There are several things you need to know about securely storing files in Amazon S3.
First: let’s talk about file encryption.
If you’re building a simple web app that stores personal information of some sort, you’ll want to use client side encryption. This is the most “secure” form of file storage, as it requires you (the developer) to encrypt the files on your web server BEFORE storing them in S3. This means that no matter what happens, Amazon (as a company) can not possibly decrypt and view your stored files.
On the other hand, if you’re building an application that doesn’t require the utmost (and usually more complicated) client side encryption functionality S3 provides, you can instead use the provided server side encryption technology. This technology allows Amazon to theoretically decrypt and read your files, but still provides a decent amount of protection against many forms of attacks.
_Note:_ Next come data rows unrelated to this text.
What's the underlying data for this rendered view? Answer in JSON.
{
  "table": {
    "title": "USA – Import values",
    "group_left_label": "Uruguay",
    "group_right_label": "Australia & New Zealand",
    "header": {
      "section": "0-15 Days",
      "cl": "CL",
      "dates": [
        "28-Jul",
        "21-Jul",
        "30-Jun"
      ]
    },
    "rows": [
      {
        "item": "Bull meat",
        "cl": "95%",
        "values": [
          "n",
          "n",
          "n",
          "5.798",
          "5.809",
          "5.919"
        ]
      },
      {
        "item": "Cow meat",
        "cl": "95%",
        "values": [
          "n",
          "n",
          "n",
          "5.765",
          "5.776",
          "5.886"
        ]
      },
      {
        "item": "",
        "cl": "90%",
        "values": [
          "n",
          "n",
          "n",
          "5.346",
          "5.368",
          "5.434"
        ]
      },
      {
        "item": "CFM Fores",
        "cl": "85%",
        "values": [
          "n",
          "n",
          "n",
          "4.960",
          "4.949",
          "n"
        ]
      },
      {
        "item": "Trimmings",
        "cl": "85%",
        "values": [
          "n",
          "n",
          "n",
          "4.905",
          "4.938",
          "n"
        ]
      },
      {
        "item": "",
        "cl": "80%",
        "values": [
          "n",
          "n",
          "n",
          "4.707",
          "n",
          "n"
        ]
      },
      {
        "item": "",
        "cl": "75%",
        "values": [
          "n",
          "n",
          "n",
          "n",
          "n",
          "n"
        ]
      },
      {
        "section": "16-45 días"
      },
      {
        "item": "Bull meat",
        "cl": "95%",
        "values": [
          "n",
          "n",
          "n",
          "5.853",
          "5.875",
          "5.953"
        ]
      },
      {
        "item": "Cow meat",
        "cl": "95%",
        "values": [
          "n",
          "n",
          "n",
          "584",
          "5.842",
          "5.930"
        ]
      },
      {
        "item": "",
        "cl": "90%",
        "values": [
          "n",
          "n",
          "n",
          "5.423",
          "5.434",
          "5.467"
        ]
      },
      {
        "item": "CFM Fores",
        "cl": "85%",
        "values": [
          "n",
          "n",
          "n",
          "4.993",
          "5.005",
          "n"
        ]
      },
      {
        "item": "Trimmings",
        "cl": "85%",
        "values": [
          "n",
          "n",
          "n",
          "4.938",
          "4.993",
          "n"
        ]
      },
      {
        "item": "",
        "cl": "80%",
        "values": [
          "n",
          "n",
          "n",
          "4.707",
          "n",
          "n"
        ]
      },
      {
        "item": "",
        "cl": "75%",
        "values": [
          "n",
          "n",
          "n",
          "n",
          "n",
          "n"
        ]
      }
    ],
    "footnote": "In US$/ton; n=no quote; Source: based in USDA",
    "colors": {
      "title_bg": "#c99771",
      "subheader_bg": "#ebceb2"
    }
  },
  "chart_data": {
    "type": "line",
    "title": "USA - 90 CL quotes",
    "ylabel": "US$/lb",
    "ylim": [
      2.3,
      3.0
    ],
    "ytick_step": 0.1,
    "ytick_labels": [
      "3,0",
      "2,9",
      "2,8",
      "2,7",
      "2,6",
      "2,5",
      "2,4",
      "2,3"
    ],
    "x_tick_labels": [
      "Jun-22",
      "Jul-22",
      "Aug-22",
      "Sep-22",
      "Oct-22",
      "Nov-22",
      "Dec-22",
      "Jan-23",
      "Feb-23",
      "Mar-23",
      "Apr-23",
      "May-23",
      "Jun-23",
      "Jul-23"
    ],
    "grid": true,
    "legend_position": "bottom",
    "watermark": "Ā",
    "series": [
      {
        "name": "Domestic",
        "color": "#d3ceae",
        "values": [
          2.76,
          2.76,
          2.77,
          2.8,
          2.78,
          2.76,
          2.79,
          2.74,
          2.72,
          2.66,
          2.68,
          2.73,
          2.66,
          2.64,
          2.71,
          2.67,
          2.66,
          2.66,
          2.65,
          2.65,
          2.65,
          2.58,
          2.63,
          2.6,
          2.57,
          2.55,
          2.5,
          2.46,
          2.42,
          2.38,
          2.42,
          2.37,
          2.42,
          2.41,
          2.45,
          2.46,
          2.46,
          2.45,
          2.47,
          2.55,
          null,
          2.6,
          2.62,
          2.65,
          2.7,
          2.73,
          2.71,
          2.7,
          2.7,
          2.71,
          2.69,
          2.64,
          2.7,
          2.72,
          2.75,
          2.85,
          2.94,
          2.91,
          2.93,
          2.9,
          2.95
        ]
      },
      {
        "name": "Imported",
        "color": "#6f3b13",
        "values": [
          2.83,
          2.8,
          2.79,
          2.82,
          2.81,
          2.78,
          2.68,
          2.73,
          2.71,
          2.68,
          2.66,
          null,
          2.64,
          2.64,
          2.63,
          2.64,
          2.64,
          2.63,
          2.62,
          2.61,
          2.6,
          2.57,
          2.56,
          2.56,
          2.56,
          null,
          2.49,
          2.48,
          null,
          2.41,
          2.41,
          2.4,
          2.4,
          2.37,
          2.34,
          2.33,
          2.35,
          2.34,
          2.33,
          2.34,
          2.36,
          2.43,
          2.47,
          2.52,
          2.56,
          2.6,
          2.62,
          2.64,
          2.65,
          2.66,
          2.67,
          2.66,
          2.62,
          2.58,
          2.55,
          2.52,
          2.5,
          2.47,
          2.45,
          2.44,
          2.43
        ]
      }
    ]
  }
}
The next thing you need to know about are your file permissions, also known as ACLs. The full ACL documentation can be found here.
The gist of it is, however, that when you upload files to S3, you can tell Amazon to give your files certain permissions.
You can say things like:
- Ensure only I (the creator of the file) can view or change this file
- Make this file publicly accessible to anyone who has the file URL
- Make this file only temporarily accessible to anyone who has a one-time usage URL
Using Amazon ACLs you can create a very fine-grained amount of control over who has access to what files, and for how long: it is an ideal system for building secure applications.
A general rule of thumb is to only grant file permissions when absolutely necessary. Unless you’re building a public image hosting service, or storing files that are meant to be publicly accessible always (like user avatars), you’ll probably want to lock your files down to the maximum extent possible.
Now that we’ve covered all the main things you need to know to securely store user files with for your user accounts with S3, let’s do a quick review of what we’ve learned.
When storing user files, keep them namespaced by user IDs in your S3 bucket. This way, you can easily distinguish between user files when looking at them from your storage service alone.
Use Stormpath’s Custom Data store to store all user file metadata. This way you have a single, simple place to reference all of your file data from your user account alone.
If you’re not using Stormpath to store your user accounts: you’ll want to build something similar.
If you’re building a sensitive application: use client-side encryption to encrypt your files before storing them in S3. This will keep them really safe.
If you’re not building a sensitive application, use Amazon’s server-side encryption to help alleviate various security concerns. It’s not as secure as client-side encryption, but is better than nothing.
Finally, be sure to only grant the minimal necessary permissions you need for each file you store. This way, files are not left open or accessible to people who shouldn’t see them.
And… That’s it! If you follow these rules to storing user files, you’ll do just fine.